Du informiertest Deine Abonnent/innen mit folgenden Worten über die Situation nach dem Hoteleinsturz in Kröv: »Bisher wurden zwei Menschen tot geborgen, weitere konnten verletzt – aber lebend – gerettet werden.« Aber wie viele Menschen wurden denn bitte verletzt, aber leider tot gerettet?

Rätselt knobelnd Titanic

 Etwas unklar, mallorquinische Demonstrant/innen,

war uns, warum wir Euch bei den Demos gegen den Massentourismus immer wieder palästinensische Flaggen schwenken sehen.

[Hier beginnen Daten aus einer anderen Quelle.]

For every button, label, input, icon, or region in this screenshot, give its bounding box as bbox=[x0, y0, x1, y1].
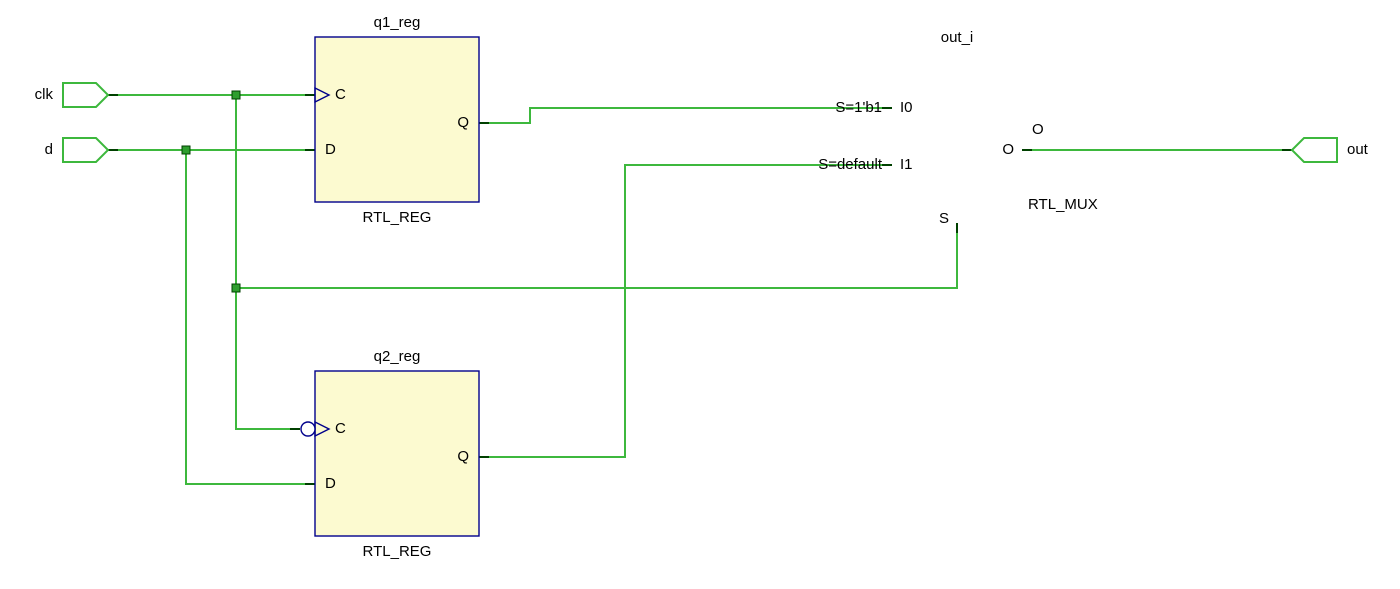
pin-mux-I1-ext: S=default bbox=[818, 156, 883, 173]
rtl-schematic: q1_reg RTL_REG C D Qq2_reg RTL_REG C D Qout_i RTL… bbox=[0, 0, 1400, 589]
pin-q2_reg-Q: Q bbox=[457, 448, 469, 465]
pin-mux-I0-ext: S=1'b1 bbox=[835, 99, 882, 116]
block-q1_reg bbox=[315, 37, 479, 202]
block-q1_reg-title: q1_reg bbox=[374, 14, 421, 31]
port-d bbox=[63, 138, 108, 162]
pin-q1_reg-Q: Q bbox=[457, 114, 469, 131]
wire-clk-to-S bbox=[236, 223, 957, 288]
wires-layer bbox=[108, 95, 1292, 484]
port-clk bbox=[63, 83, 108, 107]
port-d-label: d bbox=[45, 141, 53, 158]
port-out-label: out bbox=[1347, 141, 1369, 158]
wire-clk-branch-down-q2C bbox=[236, 95, 300, 429]
pin-mux-I0: I0 bbox=[900, 99, 913, 116]
pin-q1_reg-C: C bbox=[335, 86, 346, 103]
port-out bbox=[1292, 138, 1337, 162]
pin-q2_reg-C: C bbox=[335, 420, 346, 437]
pin-q2_reg-D: D bbox=[325, 475, 336, 492]
wire-q1Q-to-I0 bbox=[479, 108, 892, 123]
block-mux-type: RTL_MUX bbox=[1028, 196, 1098, 213]
wire-d-branch-down-q2D bbox=[186, 150, 315, 484]
block-q2_reg-type: RTL_REG bbox=[363, 543, 432, 560]
pin-mux-O: O bbox=[1032, 121, 1044, 138]
block-q2_reg-title: q2_reg bbox=[374, 348, 421, 365]
junction-dot bbox=[182, 146, 190, 154]
pin-mux-I1: I1 bbox=[900, 156, 913, 173]
pin-mux-O: O bbox=[1002, 141, 1014, 158]
block-q2_reg bbox=[301, 371, 479, 536]
port-clk-label: clk bbox=[35, 86, 54, 103]
wire-q2Q-to-I1 bbox=[479, 165, 892, 457]
junction-dot bbox=[232, 284, 240, 292]
block-q1_reg-type: RTL_REG bbox=[363, 209, 432, 226]
pin-mux-S: S bbox=[939, 210, 949, 227]
block-mux-title: out_i bbox=[941, 29, 974, 46]
pin-q1_reg-D: D bbox=[325, 141, 336, 158]
junction-dot bbox=[232, 91, 240, 99]
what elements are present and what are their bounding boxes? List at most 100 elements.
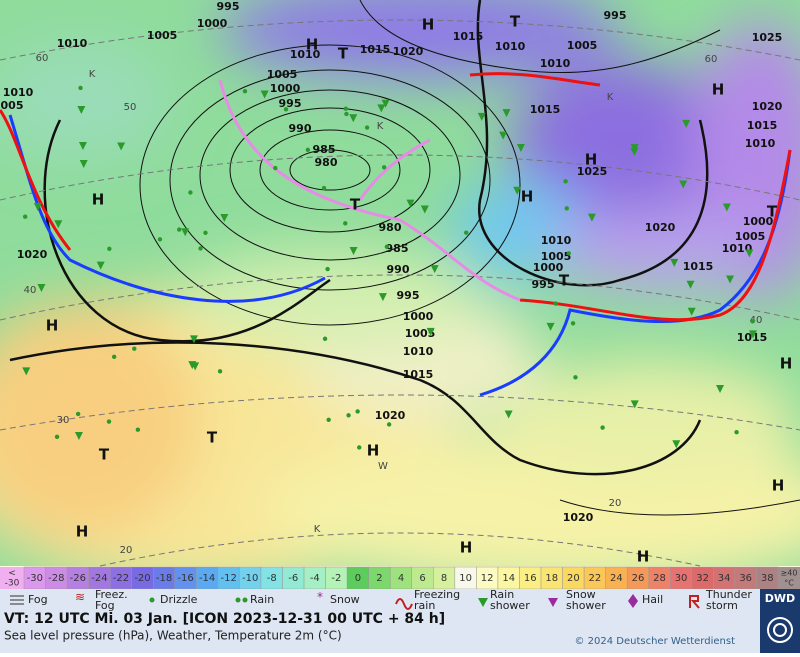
map-label: H [422,16,435,34]
scale-label: 24 [610,573,623,584]
rain-symbol [321,185,327,191]
map-label: 995 [217,0,240,13]
map-label: 1005 [735,230,766,243]
map-label: 995 [604,9,627,22]
shower-symbol [33,202,42,211]
map-label: H [46,317,59,335]
map-label: 1005 [567,39,598,52]
logo-swirl [767,617,793,643]
map-label: H [585,151,598,169]
map-label: 985 [313,143,336,156]
map-label: H [772,477,785,495]
shower-symbol [748,330,757,339]
shower-symbol [679,180,688,189]
rain-symbol [78,85,83,91]
shower-symbol [220,214,229,223]
legend-label: Snow shower [566,588,606,612]
scale-label: 6 [419,573,425,584]
scale-label: -28 [48,573,64,584]
legend-label: Fog [28,593,48,606]
scale-label: 26 [632,573,645,584]
map-label: 1015 [683,260,714,273]
map-label: T [207,429,218,447]
shower-symbol [426,327,435,336]
rain-symbol [553,301,558,306]
scale-high-label: °C [784,579,794,588]
rain-symbol [242,89,248,94]
map-label: 1015 [360,43,391,56]
map-label: T [350,196,361,214]
isobars [9,0,800,516]
copyright: © 2024 Deutscher Wetterdienst [574,636,735,647]
rain-symbol [343,221,348,226]
scale-label: -20 [134,573,150,584]
scale-label: 0 [355,573,361,584]
rain-symbol [357,445,362,450]
rain-symbol [283,107,289,112]
shower-symbol [499,131,508,140]
shower-symbol [630,400,639,409]
shower-symbol [670,258,679,267]
scale-high [778,567,800,589]
rain-symbol [750,319,755,324]
map-label: 1020 [645,221,676,234]
scale-low-label: -30 [5,579,20,589]
shower-symbol [687,307,696,316]
shower-symbol [745,249,754,258]
scale-label: -22 [113,573,129,584]
scale-label: 38 [761,573,774,584]
rain-symbol [734,430,739,435]
map-label: 1010 [290,48,321,61]
map-label: 60 [36,53,49,64]
map-label: T [338,45,349,63]
shower-symbol [477,112,486,121]
scale-label: 32 [696,573,709,584]
shower-symbol [504,410,513,419]
map-label: 20 [120,545,133,556]
shower-symbol [381,99,390,108]
map-label: K [89,69,96,80]
map-label: 980 [379,221,402,234]
map-label: 1000 [197,17,228,30]
svg-text:≋: ≋ [75,590,85,604]
shower-symbol [513,186,522,195]
rain-symbol [135,427,141,432]
shower-symbol [96,261,105,270]
legend-label: Rain [250,593,274,606]
map-label: 1020 [17,248,48,261]
rain-symbol [326,417,331,422]
scale-label: -2 [331,573,341,584]
shower-symbol [349,246,358,255]
scale-label: -16 [177,573,193,584]
color-scale: <-30 -30 -28 -26 -24 -22 -20 -18 -16 -14 -12 -10 -8-… [0,566,800,590]
shower-symbol [181,228,190,237]
scale-label: 8 [441,573,447,584]
rain-symbol [325,266,330,272]
scale-label: 36 [739,573,752,584]
weather-symbols [22,85,757,450]
scale-label: -10 [242,573,258,584]
shower-symbol [430,265,439,274]
rain-symbol [463,230,469,235]
rain-symbol [355,409,360,414]
rain-symbol [573,375,578,380]
legend-label: Hail [642,593,663,606]
map-label: 1020 [375,409,406,422]
map-label: 1015 [403,368,434,381]
scale-label: 12 [481,573,494,584]
shower-symbol [672,440,681,449]
shower-symbol [260,90,269,99]
legend-label: Thunder storm [705,588,752,612]
shower-symbol [74,431,83,440]
legend-label: Freez. Fog [95,588,128,612]
shower-symbol [682,119,691,128]
rain-symbol [54,434,60,440]
map-label: 995 [532,278,555,291]
scale-low [0,567,24,589]
map-label: H [780,355,793,373]
scale-label: 10 [459,573,472,584]
rain-symbol [570,321,576,326]
map-background [0,0,800,590]
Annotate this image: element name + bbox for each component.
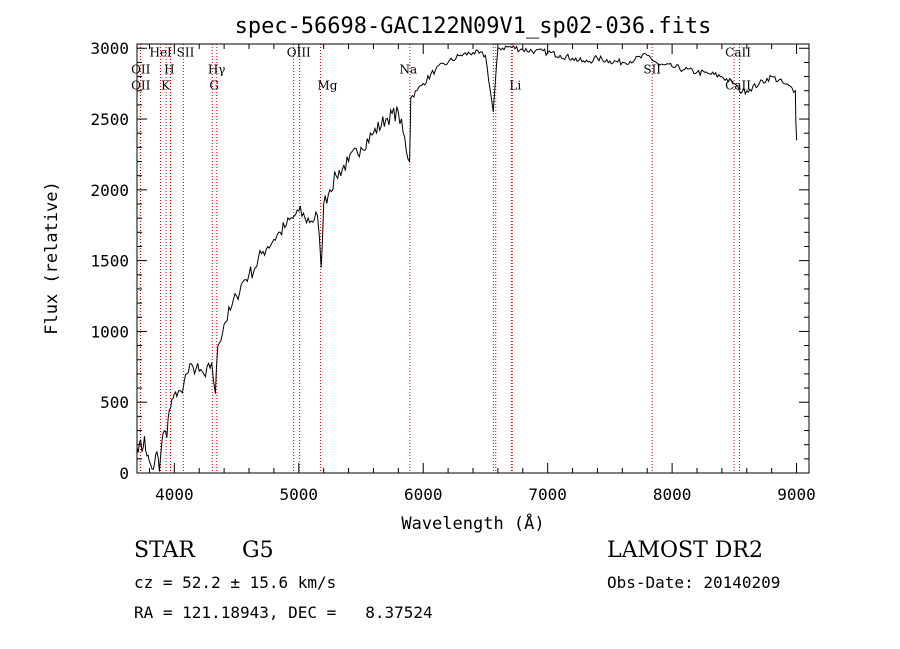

Wir haben lange darüber nachgedacht, welchen logischen Zusammenhang es zwischen dem Nahostkonflikt und Eurem Anliegen geben könnte, bis es uns einfiel: Na klar, Ihr macht Euch sicherlich stark für eine Zwei-Staaten-Lösung, bei der der S’Arenal-Streifen und das West-Malleland abgeteilt werden und der Rest der Insel Euch gehört.

Drücken die diplomatischen Daumen: Eure Friedenstauben von Titanic

 Eine dicke Nuss, »ZDF heute«,

hast Du uns da zu rechnen gegeben: »Die Summe aus sinkenden Ticketverkäufen und gestiegenen Kosten« führe dazu, dass Festivals heutzutage meist ein »Minusgeschäft« seien.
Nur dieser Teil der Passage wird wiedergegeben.